乞兒之間也有地盤劃分,她常常遭受驅趕,生活艱難,白日結束之後便會去當地廢棄的廟裡休息。
後來那所破廟也被其他乞丐霸占,仇映曦無可奈何下只能宿在凡人為師祖建的神像下。
因為生活困苦,仇映曦每日都會在石像下虔誠祈禱,可是一直沒能得到回應。
為此,仇映曦更加扭曲,她孤身前往魔界,被當時的闕城城主相中做了藥奴。
洛念殤閉了眼睛,她對魔修沒太多好感,即便是經歷了一些事情讓她變得沒有以前那麼執拗,但因為兩位師尊亡故的原因,她還是放不下某些成見。
所以在面對現任魔尊時,她也只是出於利益才對對方有些好臉色,也存了一些天真的心思,覺得魔尊能夠被感化。

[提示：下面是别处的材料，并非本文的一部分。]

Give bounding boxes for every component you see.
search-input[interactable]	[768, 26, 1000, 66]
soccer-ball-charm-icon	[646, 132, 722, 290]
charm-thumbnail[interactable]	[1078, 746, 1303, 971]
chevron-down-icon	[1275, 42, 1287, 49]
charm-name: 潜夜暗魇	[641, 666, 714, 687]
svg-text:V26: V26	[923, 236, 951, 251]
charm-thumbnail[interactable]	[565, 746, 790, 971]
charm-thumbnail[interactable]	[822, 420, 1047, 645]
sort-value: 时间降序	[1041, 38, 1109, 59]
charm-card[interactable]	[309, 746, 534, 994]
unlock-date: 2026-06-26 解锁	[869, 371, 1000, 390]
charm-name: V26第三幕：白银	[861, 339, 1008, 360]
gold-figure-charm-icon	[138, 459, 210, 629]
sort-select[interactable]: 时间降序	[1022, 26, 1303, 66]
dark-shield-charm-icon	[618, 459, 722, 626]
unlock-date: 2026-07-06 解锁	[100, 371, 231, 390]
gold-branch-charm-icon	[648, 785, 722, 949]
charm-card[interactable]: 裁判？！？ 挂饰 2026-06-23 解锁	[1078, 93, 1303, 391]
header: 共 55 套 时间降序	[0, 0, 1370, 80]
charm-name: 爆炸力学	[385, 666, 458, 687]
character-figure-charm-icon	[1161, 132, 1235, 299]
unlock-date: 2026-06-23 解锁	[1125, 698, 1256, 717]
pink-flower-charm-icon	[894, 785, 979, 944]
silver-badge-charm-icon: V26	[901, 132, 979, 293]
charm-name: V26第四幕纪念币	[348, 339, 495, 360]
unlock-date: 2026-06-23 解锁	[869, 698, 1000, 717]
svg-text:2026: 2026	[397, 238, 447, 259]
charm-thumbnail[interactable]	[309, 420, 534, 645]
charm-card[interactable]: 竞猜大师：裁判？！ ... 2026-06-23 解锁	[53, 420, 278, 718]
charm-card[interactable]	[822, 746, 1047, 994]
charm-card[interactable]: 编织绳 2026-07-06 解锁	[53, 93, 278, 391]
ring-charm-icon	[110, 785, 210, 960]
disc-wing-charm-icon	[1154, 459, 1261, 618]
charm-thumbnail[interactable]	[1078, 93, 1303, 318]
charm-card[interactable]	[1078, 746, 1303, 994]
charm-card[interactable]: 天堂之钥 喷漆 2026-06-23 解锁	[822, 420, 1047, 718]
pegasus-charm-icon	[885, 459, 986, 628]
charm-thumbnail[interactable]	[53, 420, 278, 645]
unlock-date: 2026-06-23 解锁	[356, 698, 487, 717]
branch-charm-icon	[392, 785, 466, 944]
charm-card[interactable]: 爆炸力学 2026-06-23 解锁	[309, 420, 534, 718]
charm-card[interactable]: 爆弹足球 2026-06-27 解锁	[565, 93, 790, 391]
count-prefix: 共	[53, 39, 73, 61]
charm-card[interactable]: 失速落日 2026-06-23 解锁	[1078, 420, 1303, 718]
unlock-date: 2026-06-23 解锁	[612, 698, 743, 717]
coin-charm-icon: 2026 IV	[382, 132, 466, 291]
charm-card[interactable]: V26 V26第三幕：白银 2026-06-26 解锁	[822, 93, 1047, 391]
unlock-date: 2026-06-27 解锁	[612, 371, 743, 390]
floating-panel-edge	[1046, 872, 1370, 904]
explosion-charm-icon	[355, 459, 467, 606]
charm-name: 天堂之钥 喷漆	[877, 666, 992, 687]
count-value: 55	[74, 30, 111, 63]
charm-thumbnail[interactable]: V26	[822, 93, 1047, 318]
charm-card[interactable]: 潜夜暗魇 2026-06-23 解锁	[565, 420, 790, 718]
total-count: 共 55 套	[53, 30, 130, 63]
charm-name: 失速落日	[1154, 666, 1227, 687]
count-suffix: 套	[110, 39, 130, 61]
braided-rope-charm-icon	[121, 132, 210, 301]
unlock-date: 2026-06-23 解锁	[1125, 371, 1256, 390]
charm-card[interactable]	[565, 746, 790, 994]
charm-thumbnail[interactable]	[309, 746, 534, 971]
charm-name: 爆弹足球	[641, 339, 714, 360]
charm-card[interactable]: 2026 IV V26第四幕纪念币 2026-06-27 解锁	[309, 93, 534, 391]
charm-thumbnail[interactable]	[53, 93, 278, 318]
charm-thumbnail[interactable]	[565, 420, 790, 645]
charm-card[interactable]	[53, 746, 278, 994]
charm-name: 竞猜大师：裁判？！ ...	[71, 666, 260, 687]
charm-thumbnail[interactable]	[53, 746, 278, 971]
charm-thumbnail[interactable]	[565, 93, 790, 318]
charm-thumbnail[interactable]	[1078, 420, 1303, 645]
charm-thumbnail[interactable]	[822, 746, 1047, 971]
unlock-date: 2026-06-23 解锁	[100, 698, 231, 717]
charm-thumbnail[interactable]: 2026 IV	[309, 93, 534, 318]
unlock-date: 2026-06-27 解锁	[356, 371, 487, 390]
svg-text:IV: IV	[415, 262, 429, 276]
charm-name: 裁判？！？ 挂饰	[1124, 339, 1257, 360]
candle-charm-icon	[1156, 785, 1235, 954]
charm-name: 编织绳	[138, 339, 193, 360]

可從現在來看,對方受過如此多的苦難,對這人間真的還會有期待嗎?
洛念殤無法保證,因為換位思考,如果她處在仇映曦這個位置上都不能保證自己的心境能夠一直澄明。
揉揉發痛的額頭,洛念殤嘆息一聲。
往常單殺魔界的時候她是見過藥奴的,魔修裡頭用毒作為攻擊手段的不在少數,他們會用各種體質的人試毒。
但能被選做藥奴的人身體一般都特殊,不會因為一兩次的毒物實驗就慘死,最少都能扛住十次左右的毒藥。
第二次攻破魔界時,洛念殤在一座魔城裡見到了那些藥奴,他們之中有大人有小孩,穿著破舊的髒衣服,手腳戴著鐐銬。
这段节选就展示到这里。